ASPEN DAILY NEWS 8-12-16 Environmentalists urge protections

Aug 12, 2016

Environmentalists urge stricter protections on Divide

by Chad Abraham, Aspen Daily News Staff Writer

 

Representatives of Wilderness Workshop and Trout Unlimited said Thursday they’re hopeful the Bureau of Land Management will tweak its recent decision about leases for gas and oil drilling between Carbondale and Battlement Mesa to include more restrictions on industry.

Wilderness Workshop and EcoFlight hosted a flight over the area for journalists after the BLM last month moved to cancel 25 leases in the Thompson Divide area outside Carbondale. The purpose was to show how Thompson Divide flows into several roadless areas to the west, including Thompson Creek, Baldy Mountain and East Willow, and the industry’s inactivity on leased well pads.

While the BLM, in its final preferred alternative for the environmental impact statement (EIS) governing those areas, canceled the 25 Thompson Divide leases, the agency rolled back protections in the areas to the west, where there are 27 gas and oil leases, that had been included in the preliminary EIS, said Will Roush, conservation director of Wilderness Workshop.

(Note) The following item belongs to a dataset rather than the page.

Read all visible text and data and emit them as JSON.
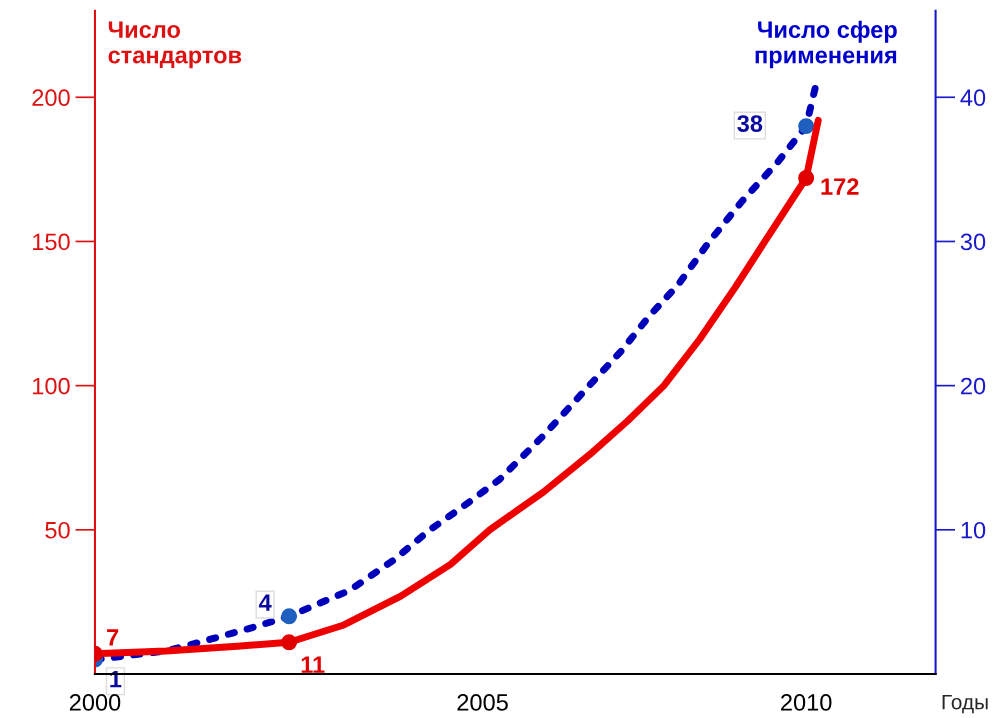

“Those leases have the same types of value in terms of roadless and wildlife habitat as a lot of spots in the Thompson Divide,” he said. “In our perspective, they’re just as deserving of protection.”

Tyler Baskfield, Colorado sportsmen coordinator for Trout Unlimited, agreed, saying that native populations of cutthroat trout and big-game habitat enjoyed by hunters would be aided by added protection. He cited as beneficial prohibitions on industry practices like surface occupancy in roadless areas, meaning extraction firms can access the subterranean natural gas but cannot impact the topsoil; and controlled surface use, a timing stipulation so industry doesn’t impact things like elk-calving season.

The EIS was entered into the federal register on Aug. 5, and the BLM has a minimum of 30 days to issue its final ruling, called a record of decision.

The time has passed for Wilderness Workshop and other groups to appeal the BLM’s decision.


Photo courtesy of Bruce Gordon/EcoFlight
Inactive well pads for natural-gas drilling between Carbondale and Battlement Mesa, photographed during a fly-over Thursday hosted by EcoFlight and Wilderness Workshop.

“We’re talking with the BLM and asking our members to write” the agency, Roush said, acknowledging, however, that it is tough to change the minds of agency decision-makers at this point.

The flight took reporters over miles and miles of spectacular cliffs above green expanses that are interrupted in many places by well pads and roads. Little industrial activity was evident.

Other areas were utter wilderness, containing huge spans of aspen and pine trees. But Peter Hart, Wilderness Workshop’s conservation analyst and staff attorney, noted on the flight the encroachment of industry not far away. That led to his organization’s vehement efforts against such use and the formation of the Thompson Divide Coalition, also a formidable voice against oil and gas development in the namesake area.

As in the Thompson Divide, concerns about industry uses on the 27 leases to the west include air and water pollution. Roush said energy development involves building “a bunch of mini-industrial sites” that include diesel generators, roads — which leads to habitat fragmentation — truck trips, holding tanks and evaporation ponds.

It’s extensive development for wells that may only have a 30-year life, Hart said.

In the past decade, there have been many developments in conservation areas to better protect, for instance, aquatic resources. But “a lot of these leases are 20 years old, and they just don’t have adequate protections,” he said.

Roush added that some leases are immediately adjacent to streams because that was the easiest place for a gas firm to put a well pad. A stipulation could call for drill sites to be located slightly farther away to protect the waterway from potential spills and sediment from building the pad itself.

“We’re not asking for the world,” he said. “Let’s just not put it right next to a stream.”

Roush reiterated that the BLM decision to cancel the leases in the Thompson Divide was a significant victory.

“I think it’s a recognition of all the community support for protecting this area and the values that are there in terms of wildlife habitat,” he said. “On the whole, I think this is a good direction the BLM is going in. We’re just trying to make it as good of a decision as possible.”